KILASBABEL.COM – Beberapa waktu lalu, pendiri sekaligus CEO Telegram, Pavel Durov menjadi sorotan warganet dunia usai ditangkap di Bandara Le Bourget, Prancis pada Sabtu (24/8/2024) lalu.
Kantor Pencegahan Kekerasan terhadap Anak di Bawah Umur Prancis (OFMIN) mengungkapkan bahwa pihaknya mengeluarkan surat perintah penangkapan Durov akibat tuduhan pencucian uang, perdagangan narkoba, dan penyebaran konten pelecehan seksual anak di Telegram.
Pavel Durov mungkin merupakan nama yang asing bagi sebagian orang. Namun, bos CEO Telegram itu merupakan ahli teknologi yang memiliki banyak julukan, termasuk si jenius pemrograman, pengusaha miliarder, pejuang kebebasan berbicara, hingga ayah dari 100 anak lebih.
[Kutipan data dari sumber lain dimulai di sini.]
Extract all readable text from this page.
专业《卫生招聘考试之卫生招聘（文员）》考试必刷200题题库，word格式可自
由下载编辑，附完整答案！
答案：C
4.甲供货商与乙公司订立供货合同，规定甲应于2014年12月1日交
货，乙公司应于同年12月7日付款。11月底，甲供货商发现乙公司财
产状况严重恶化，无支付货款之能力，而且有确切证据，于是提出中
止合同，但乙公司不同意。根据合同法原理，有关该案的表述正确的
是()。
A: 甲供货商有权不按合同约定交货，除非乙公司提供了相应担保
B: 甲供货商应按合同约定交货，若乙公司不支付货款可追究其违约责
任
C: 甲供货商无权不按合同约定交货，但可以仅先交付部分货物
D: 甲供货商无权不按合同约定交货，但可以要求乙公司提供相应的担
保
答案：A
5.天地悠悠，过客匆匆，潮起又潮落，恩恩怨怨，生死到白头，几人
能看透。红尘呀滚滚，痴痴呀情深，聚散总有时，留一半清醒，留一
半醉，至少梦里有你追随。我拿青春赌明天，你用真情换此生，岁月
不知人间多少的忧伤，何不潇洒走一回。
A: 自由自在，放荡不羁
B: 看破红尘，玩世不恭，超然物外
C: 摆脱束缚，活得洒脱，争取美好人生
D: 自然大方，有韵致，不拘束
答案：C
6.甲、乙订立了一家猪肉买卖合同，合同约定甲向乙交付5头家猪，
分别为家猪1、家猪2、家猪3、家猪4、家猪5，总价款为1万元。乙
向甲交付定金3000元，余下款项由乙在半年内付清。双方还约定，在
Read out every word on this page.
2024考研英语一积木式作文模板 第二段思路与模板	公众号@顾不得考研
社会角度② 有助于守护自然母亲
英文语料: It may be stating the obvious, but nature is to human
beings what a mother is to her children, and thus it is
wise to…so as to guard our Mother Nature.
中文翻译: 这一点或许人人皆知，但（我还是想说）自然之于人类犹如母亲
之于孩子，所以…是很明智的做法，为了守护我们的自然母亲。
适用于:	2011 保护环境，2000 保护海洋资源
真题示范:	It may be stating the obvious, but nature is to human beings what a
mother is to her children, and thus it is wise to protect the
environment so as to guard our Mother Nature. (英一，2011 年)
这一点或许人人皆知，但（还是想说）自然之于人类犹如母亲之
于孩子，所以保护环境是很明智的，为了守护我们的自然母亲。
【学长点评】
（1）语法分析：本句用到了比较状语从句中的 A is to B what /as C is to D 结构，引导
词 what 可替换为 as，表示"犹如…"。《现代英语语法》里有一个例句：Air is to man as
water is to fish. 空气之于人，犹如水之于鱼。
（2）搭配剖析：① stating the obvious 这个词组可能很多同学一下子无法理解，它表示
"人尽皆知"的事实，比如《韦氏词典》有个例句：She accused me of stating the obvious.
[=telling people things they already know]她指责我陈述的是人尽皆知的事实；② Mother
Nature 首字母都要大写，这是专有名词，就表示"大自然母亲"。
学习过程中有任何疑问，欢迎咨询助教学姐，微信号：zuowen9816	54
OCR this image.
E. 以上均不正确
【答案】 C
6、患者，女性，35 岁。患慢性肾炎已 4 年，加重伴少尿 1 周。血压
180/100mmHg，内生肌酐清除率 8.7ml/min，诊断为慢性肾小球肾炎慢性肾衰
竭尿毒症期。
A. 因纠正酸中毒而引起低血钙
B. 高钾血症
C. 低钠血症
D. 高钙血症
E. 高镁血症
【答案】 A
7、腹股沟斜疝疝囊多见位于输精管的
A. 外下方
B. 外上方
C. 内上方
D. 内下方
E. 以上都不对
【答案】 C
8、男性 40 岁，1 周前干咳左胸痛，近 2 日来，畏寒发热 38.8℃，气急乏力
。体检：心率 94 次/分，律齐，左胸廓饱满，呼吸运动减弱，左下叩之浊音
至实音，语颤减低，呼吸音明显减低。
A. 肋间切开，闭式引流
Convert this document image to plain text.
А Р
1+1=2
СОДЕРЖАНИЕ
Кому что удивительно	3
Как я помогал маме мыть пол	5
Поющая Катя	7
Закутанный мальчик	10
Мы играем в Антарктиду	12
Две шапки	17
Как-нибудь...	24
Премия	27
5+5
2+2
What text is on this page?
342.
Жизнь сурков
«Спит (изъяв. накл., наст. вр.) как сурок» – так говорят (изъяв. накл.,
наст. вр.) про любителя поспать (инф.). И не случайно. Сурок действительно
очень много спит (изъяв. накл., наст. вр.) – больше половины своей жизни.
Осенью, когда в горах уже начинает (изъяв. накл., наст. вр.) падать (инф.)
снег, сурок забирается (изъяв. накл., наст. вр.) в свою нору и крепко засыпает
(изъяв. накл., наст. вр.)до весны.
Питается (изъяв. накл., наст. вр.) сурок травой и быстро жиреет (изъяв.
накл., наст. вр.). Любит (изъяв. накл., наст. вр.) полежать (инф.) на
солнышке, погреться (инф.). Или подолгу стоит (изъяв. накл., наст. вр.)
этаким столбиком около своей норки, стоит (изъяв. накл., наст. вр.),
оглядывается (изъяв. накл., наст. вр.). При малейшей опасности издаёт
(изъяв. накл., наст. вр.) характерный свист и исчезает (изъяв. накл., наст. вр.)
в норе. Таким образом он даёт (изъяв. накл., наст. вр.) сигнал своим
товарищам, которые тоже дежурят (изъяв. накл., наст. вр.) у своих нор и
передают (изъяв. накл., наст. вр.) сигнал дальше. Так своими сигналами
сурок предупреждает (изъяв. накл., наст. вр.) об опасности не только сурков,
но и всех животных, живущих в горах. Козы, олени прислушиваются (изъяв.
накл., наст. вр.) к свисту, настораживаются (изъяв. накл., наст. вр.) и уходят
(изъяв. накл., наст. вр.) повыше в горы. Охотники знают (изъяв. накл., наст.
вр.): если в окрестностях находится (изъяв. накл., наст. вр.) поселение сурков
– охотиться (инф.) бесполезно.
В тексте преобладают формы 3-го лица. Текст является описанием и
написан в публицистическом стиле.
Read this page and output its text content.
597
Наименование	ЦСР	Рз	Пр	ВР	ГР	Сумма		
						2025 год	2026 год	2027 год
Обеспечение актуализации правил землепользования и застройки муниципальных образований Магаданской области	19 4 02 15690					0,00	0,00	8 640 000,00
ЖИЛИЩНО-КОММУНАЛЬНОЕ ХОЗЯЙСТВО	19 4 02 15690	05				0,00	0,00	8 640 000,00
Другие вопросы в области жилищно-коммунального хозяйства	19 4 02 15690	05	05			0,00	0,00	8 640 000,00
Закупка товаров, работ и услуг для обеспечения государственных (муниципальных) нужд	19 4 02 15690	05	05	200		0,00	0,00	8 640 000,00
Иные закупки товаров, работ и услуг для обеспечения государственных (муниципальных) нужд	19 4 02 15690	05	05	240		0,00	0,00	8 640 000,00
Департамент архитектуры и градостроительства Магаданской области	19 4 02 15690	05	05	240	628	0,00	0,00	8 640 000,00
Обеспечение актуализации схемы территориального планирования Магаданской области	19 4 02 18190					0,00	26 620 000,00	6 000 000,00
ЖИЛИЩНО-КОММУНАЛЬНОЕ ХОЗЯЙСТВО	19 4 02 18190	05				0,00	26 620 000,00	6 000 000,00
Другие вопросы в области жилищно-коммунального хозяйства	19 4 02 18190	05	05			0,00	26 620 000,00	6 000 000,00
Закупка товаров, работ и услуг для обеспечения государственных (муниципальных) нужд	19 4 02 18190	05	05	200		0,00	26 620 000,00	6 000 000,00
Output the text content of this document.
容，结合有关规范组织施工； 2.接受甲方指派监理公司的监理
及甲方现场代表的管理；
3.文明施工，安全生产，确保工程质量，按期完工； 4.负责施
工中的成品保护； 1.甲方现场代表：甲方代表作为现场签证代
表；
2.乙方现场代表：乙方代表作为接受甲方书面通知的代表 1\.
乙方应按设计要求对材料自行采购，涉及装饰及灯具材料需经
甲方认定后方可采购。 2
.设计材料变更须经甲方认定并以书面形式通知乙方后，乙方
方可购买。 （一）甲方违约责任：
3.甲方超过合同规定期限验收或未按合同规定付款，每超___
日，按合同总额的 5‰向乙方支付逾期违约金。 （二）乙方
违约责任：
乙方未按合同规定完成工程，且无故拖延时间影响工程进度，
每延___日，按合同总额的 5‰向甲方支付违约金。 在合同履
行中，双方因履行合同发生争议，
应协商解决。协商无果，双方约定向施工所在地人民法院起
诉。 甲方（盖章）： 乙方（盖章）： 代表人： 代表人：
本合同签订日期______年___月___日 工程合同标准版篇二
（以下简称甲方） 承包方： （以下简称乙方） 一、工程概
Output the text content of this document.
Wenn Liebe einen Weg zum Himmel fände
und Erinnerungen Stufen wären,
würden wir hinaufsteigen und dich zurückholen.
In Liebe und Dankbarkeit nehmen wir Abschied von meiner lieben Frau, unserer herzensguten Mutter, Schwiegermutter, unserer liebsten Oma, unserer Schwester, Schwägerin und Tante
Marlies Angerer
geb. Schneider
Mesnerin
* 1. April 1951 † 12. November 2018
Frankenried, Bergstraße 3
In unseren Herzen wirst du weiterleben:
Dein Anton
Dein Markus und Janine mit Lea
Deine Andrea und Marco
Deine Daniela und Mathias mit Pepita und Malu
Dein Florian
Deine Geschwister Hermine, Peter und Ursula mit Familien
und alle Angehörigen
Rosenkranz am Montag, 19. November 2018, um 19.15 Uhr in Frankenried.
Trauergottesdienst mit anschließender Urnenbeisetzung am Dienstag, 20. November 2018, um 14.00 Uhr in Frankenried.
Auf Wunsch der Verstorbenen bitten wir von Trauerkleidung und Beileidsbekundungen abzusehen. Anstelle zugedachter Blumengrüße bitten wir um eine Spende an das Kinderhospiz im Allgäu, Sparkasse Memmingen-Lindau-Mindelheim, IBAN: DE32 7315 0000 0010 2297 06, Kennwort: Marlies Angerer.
Melansir dari CNN Internasional, Durov adalah ahli teknologi dengan kepribadian misterius yang suka menjelajahi dunia. Bahkan, ia disebut-sebut memiliki kehebatan yang serupa dengan Mark Zuckerberg, gaya hidup “aneh” seperti Jack Dorsey, dan sifat libertarian Elon Musk.
Pada Juli 2024 lalu, Durov mengaku bahwa ia adalah ayah dari 100 anak lebih. Bukan karena memiliki istri yang banyak, ia menjadi ayah dari 100 anak lebih karena menyumbangkan spermanya selama 15 tahun terakhir.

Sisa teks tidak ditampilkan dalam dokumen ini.